Found footage has proven highly profitable, particularly for horror films. Following the success of 'Paranormal Activity' and 'The Devil Inside,' Paramount's Insurge banner is understandably riding that gravy train until it ends -- and now they want to marry that profitable gimmick with another highly profitable title: 'The Ring.'

In an interview with The Hollywood Reporter, Paramount Film Group president Adam Goodman discussed what the future holds for the studio. Near the end of the interview, Goodman was asked about Insurge's success with micro-budget features and what their upcoming plans might be for more found footage features. That's when Goodman provided this little nugget of information:

'The Ring' is something that really lends itself to this format right now, so we're talking to [producer] Walter Parkes about doing something with that.

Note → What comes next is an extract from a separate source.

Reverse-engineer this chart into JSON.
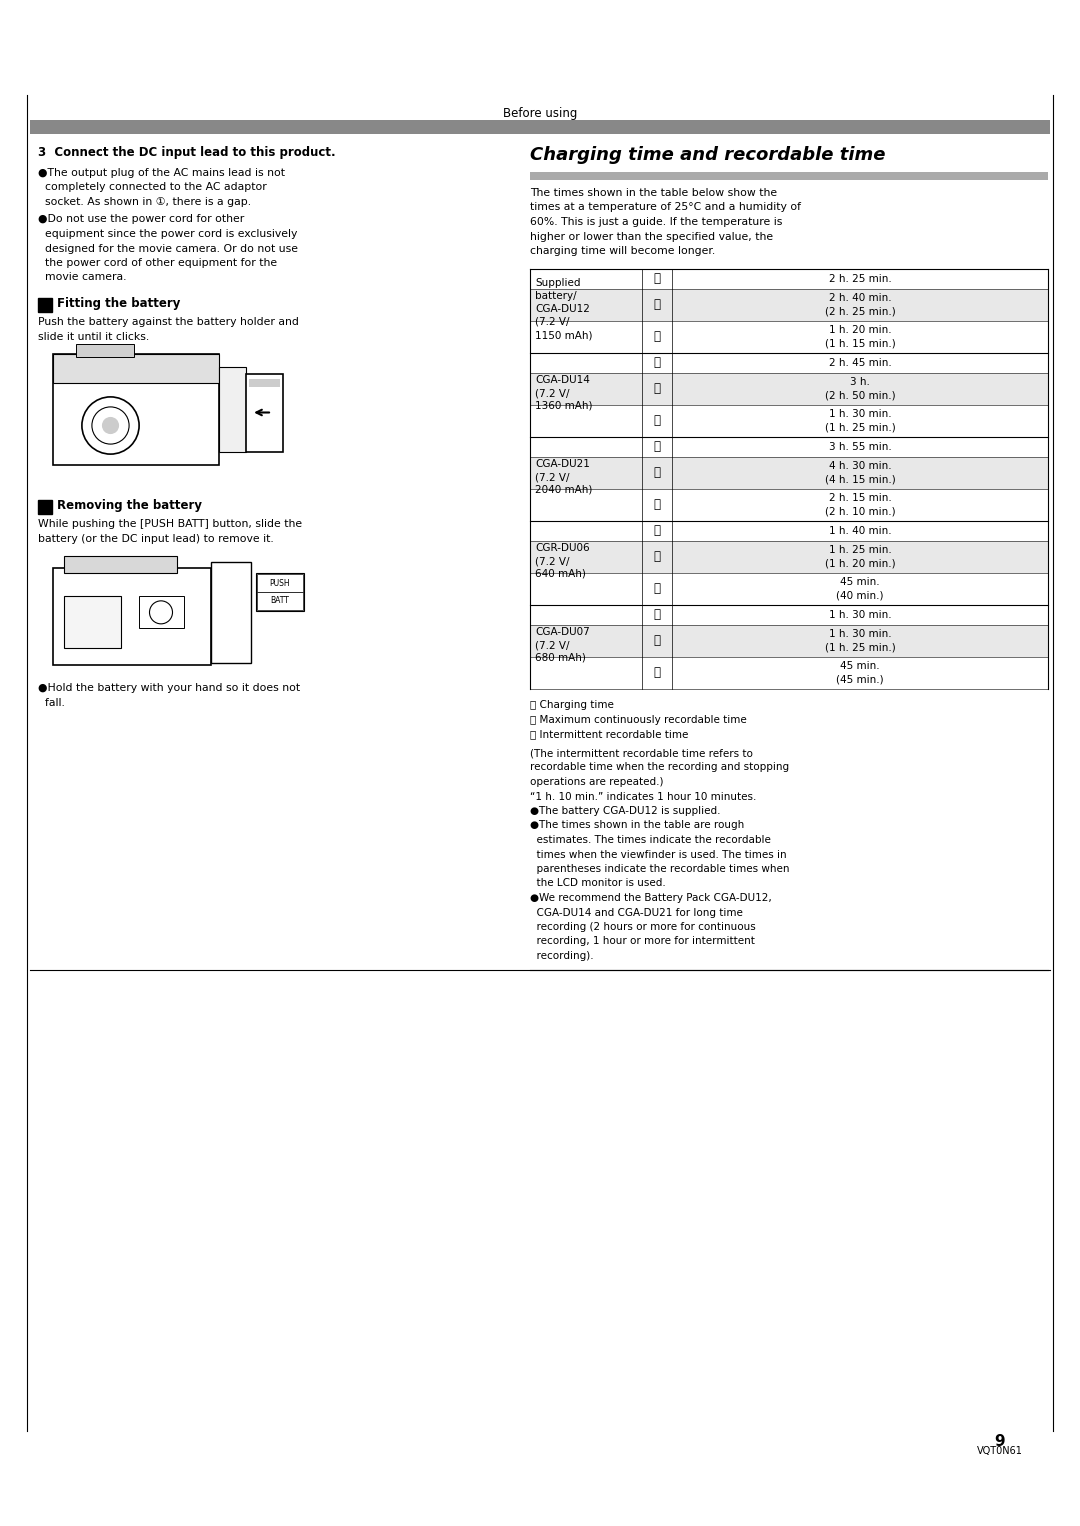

Released in 2002 and itself a remake of the Japanese hit 'Ringu,' 'The Ring' was a huge success with mainstream American audiences who, at the time, were still unfamiliar with drippy, long-haired Japanese ghost girls. It also spawned a less successful sequel directed by original 'Ringu' director Hideo Nakata, who also directed the original Japanese version of 'Dark Water.'

'The Ring' told the story of an investigative reporter (Naomi Watts, who also returned for the sequel) who found a mysterious VHS tape rumored to kill those who viewed it seven days later. After her son watches the tape, the woman frantically tries to solve the mystery behind it so she can save the life of  her young son.

It could very easily lend itself to a found footage concept considering the VHS aspect, but it calls to mind the upcoming horror anthology film 'V/H/S,' whose director list touts such talents as Ti West and Adam Wingard. That film's wraparound story concerns a group of burglars who uncover a stash of VHS tapes in their target's home, each tape containing various "real" horrors.

Still, while 'The Ring' is only a decade old, isn't it a little soon to give it a makeover? Surely there are more original found footage ideas. We're sure the security tapes from Mel Gibson's house are horrific enough to inspire something.